Indeed, the appearance of strength intermittently projected by RtW and CRCP draws in large part from the acquiescence of unions and individuals associated with the Labour Party, who thereby enjoy greater public prominence than the marginalised far left.

Apart from the kaleidoscopic fragmentation of the left’s resistance to cuts, the major structural weakness in common among these fronts is their strictly reactive, defensive nature. Yes, there are a great number of tasks before us that will pit us in a defensive posture against a bourgeois class offensive; but it does not follow from this that the left needs to keep it simple, and raise only those demands acceptable to the broader milieu which it wishes to mobilise.

Early on in the run of the X Files, Fox Mulder is told by a mysterious ally that “a lie is best hidden between two truths”. So it is with George Osborne and David Cameron - and Thatcher before them. They are able to win substantial public support for their rampage, because it is transparently obvious that the preceding state of affairs did not represent an earthly paradise. A large proportion of public sector jobs, of course, provide useful services on which the rest of us rely at one time or another - but another exists primarily to massage unemployment figures by employing people to do something, anything.

For example, a socially-housed individual who receives housing benefit solicits money from one arm of the state to be paid directly to another arm of the state. This is not useful work - by any rational definition, it is waste. So it goes for the labyrinthine bureaucracies that exist to promote targets and manage services from schools to hospitals to the police. The vast majority of this activity is simply irrational.

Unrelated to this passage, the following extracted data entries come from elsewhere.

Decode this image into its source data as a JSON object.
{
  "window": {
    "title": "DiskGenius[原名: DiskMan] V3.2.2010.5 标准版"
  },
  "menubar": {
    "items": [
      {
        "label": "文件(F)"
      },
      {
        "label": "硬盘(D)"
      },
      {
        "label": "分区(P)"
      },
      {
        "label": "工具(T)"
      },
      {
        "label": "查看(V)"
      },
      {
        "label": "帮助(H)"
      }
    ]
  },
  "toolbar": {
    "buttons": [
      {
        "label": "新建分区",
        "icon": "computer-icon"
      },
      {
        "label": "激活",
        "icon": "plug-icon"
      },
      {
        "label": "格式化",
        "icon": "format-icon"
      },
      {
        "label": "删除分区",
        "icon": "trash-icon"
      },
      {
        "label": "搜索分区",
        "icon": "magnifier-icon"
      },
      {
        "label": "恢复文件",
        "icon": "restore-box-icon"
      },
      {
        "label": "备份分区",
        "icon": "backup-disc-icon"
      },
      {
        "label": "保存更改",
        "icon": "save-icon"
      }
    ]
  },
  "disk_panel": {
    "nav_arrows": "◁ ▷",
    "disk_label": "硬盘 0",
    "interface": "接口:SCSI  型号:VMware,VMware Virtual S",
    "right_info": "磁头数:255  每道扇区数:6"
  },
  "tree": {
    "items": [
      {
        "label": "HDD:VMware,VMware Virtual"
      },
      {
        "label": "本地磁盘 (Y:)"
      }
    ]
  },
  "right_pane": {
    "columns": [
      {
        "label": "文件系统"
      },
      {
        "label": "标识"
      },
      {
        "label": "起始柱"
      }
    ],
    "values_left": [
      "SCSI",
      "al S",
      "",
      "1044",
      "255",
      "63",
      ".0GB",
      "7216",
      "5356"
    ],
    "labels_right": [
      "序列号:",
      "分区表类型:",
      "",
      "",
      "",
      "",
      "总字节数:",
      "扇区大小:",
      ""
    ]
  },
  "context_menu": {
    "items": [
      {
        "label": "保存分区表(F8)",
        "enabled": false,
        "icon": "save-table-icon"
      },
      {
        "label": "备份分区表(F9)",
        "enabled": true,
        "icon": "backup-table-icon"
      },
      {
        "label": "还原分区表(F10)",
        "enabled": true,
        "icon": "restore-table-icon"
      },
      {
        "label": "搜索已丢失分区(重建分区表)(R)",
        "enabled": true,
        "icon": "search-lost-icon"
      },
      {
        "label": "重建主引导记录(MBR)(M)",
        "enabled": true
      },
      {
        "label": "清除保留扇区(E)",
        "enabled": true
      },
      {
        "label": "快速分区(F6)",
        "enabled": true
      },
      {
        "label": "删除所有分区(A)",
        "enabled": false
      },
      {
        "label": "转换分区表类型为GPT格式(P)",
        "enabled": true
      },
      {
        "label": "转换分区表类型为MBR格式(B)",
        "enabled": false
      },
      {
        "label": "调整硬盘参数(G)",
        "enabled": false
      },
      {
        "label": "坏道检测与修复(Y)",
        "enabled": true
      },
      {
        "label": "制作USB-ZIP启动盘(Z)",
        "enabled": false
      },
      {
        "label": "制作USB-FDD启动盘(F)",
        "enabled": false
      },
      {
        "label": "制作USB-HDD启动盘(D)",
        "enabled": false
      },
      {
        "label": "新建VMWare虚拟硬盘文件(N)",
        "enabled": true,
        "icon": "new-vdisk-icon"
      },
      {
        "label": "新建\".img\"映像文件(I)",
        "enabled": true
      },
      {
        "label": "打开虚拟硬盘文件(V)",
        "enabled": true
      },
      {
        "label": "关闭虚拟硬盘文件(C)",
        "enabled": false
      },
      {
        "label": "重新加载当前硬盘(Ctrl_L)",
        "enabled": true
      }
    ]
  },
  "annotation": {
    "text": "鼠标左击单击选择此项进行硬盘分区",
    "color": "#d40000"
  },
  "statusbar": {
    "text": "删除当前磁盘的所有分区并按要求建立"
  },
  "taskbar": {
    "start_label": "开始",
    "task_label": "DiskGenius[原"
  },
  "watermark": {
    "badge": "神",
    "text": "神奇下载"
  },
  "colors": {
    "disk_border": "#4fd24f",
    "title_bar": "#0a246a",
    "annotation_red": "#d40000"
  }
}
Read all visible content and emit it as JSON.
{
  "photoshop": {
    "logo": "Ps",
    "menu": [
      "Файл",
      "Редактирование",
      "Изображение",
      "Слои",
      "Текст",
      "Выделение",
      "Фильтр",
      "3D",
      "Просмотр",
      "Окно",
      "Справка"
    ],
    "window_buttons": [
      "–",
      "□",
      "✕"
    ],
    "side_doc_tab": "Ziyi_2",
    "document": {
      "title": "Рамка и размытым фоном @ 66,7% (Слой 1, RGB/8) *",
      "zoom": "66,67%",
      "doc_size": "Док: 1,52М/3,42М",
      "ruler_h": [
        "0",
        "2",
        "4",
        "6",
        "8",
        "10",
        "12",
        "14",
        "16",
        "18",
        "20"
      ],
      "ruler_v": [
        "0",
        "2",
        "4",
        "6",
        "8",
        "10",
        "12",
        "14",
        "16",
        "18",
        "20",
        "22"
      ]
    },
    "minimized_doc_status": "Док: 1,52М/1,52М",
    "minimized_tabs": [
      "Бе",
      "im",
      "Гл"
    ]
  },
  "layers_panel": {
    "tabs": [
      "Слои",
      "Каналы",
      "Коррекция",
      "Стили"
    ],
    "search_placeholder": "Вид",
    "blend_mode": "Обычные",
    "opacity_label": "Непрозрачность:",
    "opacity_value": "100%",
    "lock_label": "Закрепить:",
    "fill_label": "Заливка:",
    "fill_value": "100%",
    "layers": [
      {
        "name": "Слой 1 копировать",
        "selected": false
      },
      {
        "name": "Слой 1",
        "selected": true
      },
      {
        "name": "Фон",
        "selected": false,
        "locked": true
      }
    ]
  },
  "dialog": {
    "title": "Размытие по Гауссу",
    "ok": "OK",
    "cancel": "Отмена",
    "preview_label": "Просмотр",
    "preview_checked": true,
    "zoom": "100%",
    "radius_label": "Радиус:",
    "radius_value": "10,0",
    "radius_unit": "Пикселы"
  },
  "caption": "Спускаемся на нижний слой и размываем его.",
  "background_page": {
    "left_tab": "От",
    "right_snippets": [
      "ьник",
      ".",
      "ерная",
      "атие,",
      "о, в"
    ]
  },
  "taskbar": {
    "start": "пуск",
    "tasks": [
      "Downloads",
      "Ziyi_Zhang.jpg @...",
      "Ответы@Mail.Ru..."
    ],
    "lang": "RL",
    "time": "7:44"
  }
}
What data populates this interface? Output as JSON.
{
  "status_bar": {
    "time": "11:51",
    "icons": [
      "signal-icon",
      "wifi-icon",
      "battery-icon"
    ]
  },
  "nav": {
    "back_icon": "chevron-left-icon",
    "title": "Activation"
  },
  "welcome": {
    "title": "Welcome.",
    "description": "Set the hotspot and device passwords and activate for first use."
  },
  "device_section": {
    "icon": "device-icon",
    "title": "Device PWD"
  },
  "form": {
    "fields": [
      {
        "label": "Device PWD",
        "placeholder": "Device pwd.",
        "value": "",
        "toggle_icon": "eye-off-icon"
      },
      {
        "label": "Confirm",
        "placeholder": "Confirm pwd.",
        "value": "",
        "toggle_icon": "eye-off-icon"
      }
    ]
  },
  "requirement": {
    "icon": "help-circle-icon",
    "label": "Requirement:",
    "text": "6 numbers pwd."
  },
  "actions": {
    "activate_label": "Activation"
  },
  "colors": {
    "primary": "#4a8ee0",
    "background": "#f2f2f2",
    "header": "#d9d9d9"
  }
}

Of course, to pose serious solutions to these problems is to move beyond saving every job for the sake of saving every job. Marxists have forgotten why it is that we do fight for all these jobs: to maintain the integrity of our organisations, to avoid the downward spiral into de-proletarianisation that begins with the dole queue and ends in all manner of degradation.

We do it, in other words, because we have better solutions - about which the CPB, SWP, Counterfire et al remain conspicuously silent in their moronic mimicry of stale 70s-style official leftism (at least the CPB were there first time round, after a fashion).